By Alex Tarrant
Labour has promised to spend $3bn to $7bn a year more than National through 2022 boosting health, education and social welfare budgets, while collecting up to $2.5bn a year in extra revenue by reversing tax threshold changes, implementing a ‘Google Tax’ on multinationals, extending the bright line test and getting rid of negative gearing allowances.
Releasing high-level fiscal projections for the next four years, Labour argued the extra spending would be done responsibly, fitting with its promise to reduce net government debt to 20% of GDP within five years and keeping government spending as a proportion of GDP below 30%. The projections imply Labour would continue to run surpluses through the period.
The numbers are not an exact science – the party only has one professional economist on the payroll versus the army over at Treasury – and rely on Budget 2017 growth projections. But Labour argues the exercise is more credible than before previous elections.
Leader Andrew Little said Labour’s plan meant there was a clear choice for voters this election: “National’s tax cut trickle-down economics or Labour’s plan that will provide much more for the services Kiwis need and want prioritised.” Read Alex Tarrant’s preview of the announcement here, including how Labour was seeking to reposition itself in the centre away from National.
“Under Labour’s Fiscal Plan we will deliver big investments in the services we all need and care about, invest in our long term future and meet the expectation from New Zealanders that we will do so in a prudent and effective way,” Little said. “This will be achieved because we have different priorities than National. We are committed to rejecting National’s election year tax cuts that will hand $400 million to the top 10% of income earners.”
The spending projections kick in from mid-2018 and run from 2018/19 to 2021/22. Also included are a couple of spending commitments for the 2017/18 year, including KiwiBuild and Super Fund injections.
Health will receive an extra $7.9bn, Education $3.9bn and Social Security and Welfare $5.4bn under the plans, leader Andrew Little and finance spokesman Grant Robertson said Wednesday. All up over the four years, Labour is envisaging spending nearly $20bn more than Budget 2017 projections.
The party has given itself nearly $10bn of that as a spending allowance for unannounced policies – set to be released during the campaign for the September 23 general election.
Additional capital spending commitments arising from Labour’s promise to restart Super Fund contributions from 2017/18 and the initial $2bn KiwiBuild injection that year will cost an extra $5bn, the party’s fiscal policy document shows.
On the revenue side, Labour says reversing Budget 2017 tax threshold changes, extending the bright line test from two to five years, removing negative gearing allowances, and boosting collection of tax from multinationals (see Jenee Tibshraeny’s article on whether that’s possible here) will allow it to raise an additional $9.7bn over the next four years.
Labour said the plan should allow it to keep core Crown expenses as a proportion of GDP between 28 and 29% of GDP in each of the next four years. The government operating balance excluding gains and losses (OBEGAL) will sit between 1.2% and 2.2% of GDP over that time. Core Crown net debt is forecast to fall from 23.5% to 20.0% of GDP in 2022.
The slight delay in returning net debt to 20% of GDP could mean an extra $880m in finance costs over the four years, Labour’s policy document shows. The party said economic consultancy BERL had taken a look at the plan.

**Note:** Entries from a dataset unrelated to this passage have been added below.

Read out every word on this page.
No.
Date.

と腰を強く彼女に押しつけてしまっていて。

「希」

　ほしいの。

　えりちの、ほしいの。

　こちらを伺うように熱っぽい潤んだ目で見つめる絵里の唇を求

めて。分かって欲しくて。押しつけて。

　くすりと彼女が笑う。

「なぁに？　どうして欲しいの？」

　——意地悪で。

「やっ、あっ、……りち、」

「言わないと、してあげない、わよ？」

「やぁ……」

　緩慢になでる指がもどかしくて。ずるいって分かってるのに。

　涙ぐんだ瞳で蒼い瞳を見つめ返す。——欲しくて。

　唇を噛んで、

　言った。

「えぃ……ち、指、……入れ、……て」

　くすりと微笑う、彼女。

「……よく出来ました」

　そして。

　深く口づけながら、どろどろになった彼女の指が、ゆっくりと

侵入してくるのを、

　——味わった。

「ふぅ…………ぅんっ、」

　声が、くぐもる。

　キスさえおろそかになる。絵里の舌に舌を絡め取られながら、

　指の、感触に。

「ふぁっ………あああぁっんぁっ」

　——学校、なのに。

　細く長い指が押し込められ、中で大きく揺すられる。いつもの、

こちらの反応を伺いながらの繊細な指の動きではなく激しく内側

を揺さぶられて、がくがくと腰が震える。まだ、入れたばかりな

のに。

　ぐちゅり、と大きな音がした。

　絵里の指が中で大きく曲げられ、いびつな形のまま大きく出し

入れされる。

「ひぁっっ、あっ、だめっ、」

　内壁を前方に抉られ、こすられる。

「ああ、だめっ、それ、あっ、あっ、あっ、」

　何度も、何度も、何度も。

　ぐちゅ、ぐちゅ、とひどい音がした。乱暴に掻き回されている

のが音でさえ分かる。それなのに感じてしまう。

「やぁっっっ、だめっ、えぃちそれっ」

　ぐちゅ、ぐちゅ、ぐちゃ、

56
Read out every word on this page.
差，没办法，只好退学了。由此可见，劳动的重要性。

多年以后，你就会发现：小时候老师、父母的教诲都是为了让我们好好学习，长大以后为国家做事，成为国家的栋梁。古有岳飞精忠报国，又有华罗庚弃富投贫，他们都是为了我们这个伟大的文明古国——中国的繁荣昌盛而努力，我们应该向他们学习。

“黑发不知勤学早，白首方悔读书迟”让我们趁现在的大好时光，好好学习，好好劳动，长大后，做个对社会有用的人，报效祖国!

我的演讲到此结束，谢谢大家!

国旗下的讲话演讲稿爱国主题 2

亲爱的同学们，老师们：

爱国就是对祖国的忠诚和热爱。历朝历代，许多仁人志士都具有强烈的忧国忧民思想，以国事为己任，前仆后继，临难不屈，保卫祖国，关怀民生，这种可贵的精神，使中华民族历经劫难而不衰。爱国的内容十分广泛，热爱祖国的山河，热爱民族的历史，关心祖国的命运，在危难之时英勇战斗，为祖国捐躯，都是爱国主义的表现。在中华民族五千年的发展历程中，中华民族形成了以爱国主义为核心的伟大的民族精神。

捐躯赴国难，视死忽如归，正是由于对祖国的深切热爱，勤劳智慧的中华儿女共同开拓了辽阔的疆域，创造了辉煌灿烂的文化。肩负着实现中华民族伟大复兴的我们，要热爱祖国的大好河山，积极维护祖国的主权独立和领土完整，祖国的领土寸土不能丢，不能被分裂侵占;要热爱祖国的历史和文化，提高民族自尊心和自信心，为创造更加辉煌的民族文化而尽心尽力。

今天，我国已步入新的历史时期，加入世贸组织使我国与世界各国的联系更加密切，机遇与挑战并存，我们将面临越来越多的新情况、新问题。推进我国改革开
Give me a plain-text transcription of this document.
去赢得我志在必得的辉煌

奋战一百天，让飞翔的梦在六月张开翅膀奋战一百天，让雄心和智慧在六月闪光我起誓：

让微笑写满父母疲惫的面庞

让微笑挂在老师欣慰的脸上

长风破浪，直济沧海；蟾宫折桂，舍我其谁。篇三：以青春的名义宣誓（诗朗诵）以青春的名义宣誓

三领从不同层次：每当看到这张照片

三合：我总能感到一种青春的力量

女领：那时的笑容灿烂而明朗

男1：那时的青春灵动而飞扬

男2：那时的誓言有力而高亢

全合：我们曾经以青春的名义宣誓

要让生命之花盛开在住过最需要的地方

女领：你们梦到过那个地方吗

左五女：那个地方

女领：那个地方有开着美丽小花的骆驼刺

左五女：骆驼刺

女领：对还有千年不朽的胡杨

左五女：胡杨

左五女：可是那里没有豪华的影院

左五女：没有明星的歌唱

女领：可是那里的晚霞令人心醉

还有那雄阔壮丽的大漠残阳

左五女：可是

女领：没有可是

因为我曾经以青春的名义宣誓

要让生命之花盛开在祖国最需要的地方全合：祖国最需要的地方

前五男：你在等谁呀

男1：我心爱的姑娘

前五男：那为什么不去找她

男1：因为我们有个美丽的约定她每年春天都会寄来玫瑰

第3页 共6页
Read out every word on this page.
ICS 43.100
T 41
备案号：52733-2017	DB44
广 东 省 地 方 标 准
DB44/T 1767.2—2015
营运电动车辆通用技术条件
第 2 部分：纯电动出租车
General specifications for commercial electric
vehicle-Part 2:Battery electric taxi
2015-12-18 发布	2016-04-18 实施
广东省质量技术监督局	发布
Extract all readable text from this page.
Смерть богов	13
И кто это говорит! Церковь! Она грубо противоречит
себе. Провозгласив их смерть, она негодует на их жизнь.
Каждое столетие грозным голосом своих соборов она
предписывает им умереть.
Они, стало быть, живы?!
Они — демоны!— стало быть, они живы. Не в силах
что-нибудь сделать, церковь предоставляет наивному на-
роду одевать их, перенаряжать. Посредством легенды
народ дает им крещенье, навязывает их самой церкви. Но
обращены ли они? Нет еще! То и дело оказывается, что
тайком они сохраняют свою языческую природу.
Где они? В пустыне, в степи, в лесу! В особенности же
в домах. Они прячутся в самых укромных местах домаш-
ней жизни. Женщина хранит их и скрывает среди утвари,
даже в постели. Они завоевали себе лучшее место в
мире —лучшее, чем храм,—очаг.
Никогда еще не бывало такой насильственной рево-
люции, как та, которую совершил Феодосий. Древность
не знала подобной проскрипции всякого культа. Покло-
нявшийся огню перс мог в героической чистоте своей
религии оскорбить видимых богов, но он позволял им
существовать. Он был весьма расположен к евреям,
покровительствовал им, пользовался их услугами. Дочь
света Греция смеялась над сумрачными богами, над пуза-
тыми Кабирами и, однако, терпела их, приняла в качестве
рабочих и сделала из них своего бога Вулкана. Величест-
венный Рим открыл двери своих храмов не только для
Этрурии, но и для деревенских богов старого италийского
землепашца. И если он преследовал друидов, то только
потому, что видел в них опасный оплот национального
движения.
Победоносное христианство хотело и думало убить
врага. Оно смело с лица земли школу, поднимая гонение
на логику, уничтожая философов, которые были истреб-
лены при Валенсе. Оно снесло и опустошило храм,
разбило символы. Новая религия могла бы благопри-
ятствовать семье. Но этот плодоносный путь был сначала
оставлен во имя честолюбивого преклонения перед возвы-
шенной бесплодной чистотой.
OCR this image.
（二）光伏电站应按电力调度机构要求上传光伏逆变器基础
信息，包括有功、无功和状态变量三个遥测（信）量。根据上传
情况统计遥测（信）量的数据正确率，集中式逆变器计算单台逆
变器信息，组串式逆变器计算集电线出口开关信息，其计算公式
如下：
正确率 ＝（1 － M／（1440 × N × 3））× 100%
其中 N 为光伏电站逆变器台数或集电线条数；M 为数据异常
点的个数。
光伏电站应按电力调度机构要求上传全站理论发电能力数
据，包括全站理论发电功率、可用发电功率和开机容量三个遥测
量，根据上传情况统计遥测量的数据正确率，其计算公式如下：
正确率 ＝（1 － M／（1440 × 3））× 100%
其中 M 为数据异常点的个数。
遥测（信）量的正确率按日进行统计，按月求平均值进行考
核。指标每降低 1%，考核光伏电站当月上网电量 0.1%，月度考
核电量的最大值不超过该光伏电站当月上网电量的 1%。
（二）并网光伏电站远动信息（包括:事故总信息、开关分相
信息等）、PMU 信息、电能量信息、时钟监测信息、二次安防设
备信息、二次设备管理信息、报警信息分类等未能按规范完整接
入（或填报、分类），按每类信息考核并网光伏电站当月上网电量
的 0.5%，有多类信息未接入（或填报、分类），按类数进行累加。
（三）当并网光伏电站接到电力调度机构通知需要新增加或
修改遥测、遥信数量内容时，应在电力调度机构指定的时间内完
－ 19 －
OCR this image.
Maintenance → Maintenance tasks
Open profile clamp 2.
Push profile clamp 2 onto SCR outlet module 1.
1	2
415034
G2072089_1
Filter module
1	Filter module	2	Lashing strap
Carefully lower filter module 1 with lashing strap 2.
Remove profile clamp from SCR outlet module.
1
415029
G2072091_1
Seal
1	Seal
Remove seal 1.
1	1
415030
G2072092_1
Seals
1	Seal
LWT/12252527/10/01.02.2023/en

“Labour’s Fiscal Plan prioritises new investment in housing, health, education, and infrastructure. Our plan will boost the incomes for low and middle income families, create opportunities for our young people, and improve the lives of all,” Little said.
“Importantly, Labour will restore contributions to the New Zealand Superannuation Fund to help keep the age of Super at 65. Under Labour’s plan, we’ll double the existing size of the current fund to around $63 billion by 2022,” he said.
“We can continue to run surpluses and pay down debt because, unlike National, we do not believe a tax cut can be justified at this time. It is simply not credible for the Government to say that a thousand dollar tax cut for Bill English and me should be a priority over ensuring New Zealanders have homes to live in, modern schools, and world-class healthcare when they need it.”